I drew the thick needle through a wide arc, scraping against the bone. Grgur didn’t groan but I felt his involuntary tense and shiver. That’s nothing, I thought.

“You understand I look like Tony Sic, but I’m—ah—I’m Jed.”

“Yuh. Somebody said—”

“Come on. Who is your steward of long things?”

“Huh?”

“Your commanding officer.”

“Lindsay Warren,” he said.

“Who put up the money?”

“For what?”

“For the Stake, in Belize,” I said. I tried not to look at the drifts of precancerous dander under his pathetic thinning sideburns.

“Lindsay’s investors.”

“Who’s Lindsay’s superior?”

“As far as I know, um, I don’t think . . .”

“Hurry up.”

“I think Lindsay’s his own boss.”

“Really? Okay, how do I get in there?”

“Where?”

“His office. At the Stake.”

“I don’t know.”

“You’d still better get some codes and names and whatever on the table. I’m serious.”

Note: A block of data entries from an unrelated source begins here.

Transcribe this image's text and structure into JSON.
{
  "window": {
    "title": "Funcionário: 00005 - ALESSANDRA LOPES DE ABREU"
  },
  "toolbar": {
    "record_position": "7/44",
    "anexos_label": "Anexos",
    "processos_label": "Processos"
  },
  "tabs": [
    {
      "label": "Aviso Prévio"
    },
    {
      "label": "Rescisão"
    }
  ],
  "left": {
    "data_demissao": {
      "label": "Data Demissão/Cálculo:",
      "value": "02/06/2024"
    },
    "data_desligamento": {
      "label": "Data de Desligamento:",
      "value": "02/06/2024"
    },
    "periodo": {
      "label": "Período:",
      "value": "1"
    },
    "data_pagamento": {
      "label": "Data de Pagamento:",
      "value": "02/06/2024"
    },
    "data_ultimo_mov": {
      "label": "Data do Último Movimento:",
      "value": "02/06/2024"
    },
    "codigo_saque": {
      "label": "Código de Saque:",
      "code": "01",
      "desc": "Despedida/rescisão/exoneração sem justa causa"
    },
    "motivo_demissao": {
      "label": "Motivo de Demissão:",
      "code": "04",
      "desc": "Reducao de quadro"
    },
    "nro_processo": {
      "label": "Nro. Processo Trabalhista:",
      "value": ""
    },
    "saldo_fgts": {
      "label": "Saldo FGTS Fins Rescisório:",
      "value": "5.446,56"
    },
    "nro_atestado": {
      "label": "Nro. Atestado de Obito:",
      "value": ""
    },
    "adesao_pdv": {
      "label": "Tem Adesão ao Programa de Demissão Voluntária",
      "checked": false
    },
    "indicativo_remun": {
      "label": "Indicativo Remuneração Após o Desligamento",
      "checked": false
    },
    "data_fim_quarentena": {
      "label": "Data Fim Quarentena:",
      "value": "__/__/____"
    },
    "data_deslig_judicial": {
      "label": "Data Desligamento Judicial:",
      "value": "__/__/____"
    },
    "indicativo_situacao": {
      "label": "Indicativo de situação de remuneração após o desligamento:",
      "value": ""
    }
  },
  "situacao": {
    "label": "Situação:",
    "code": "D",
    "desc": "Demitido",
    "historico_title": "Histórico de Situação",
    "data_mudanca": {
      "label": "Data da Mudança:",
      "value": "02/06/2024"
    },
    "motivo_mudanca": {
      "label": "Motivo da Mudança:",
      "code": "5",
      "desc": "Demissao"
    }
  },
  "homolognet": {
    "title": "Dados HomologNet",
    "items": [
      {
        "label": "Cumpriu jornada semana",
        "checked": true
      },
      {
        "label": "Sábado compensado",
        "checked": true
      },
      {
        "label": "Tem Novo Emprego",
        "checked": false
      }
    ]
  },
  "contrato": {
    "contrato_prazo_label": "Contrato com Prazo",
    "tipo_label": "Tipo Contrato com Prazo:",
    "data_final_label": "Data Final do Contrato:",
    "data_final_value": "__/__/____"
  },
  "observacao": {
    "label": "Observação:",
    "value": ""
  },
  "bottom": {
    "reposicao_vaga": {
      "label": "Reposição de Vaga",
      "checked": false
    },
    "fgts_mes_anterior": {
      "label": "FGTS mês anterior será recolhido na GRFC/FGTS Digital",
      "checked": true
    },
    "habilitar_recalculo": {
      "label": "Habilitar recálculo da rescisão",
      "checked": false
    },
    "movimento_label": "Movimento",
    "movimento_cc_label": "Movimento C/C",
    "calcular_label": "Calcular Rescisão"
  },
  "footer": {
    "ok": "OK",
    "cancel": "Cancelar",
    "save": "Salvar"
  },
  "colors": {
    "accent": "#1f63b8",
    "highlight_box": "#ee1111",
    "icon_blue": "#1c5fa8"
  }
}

“I’m serious, I don’t know.”

“Okay, you obviously have nothing to offer.” I drew the needle back and scraped it over and over into his mandible toward his teeth, not widening the single puncture but etching a deep line in the bone, over and over, like I was jerking him off. He started shrieking way back in his throat but I gave him a full twenty strokes before stopping. Working on him was getting me back on track.

“There’s a Warren weapons test on for December twenty-first,” I said. “I want you to help me find out about it.”

“Okay.”

“So, okay, tell me about it.”

He paused like he was thinking of making something up, but he must have decided not to.

“I don’t know,” he said, “there’s a Christmas party at the Hyperbowl, if there’s something on for the Stake I’m not in on it.”

“How do I get to see Lindsay?”

“I don’t even know when he’ll be back, they move his schedule around—”

“Please, be terse.” When the stuff took effect he wouldn’t be able to tell me anything. “What codes do you have?”

“I just have a card.”

“How long is it good for?”

“Forever.”

I eased the needle in further, pushing it down from above with my finger, under his loose, bristly skin, until the point threaded into the base of his number-three molar. He tensed. Maggots of waxy sweat welled up out of his pores.

“Come on, how often does the card change?”

“All the time, it’s live—”

“I mean the whole card.”

“It gets replaced every week. I get the new one in two days.”

I felt footsteps again, and voices I couldn’t make out went down another hall, more urgent and official-sounding this time. I jammed the drift of cotton into Grgur’s face.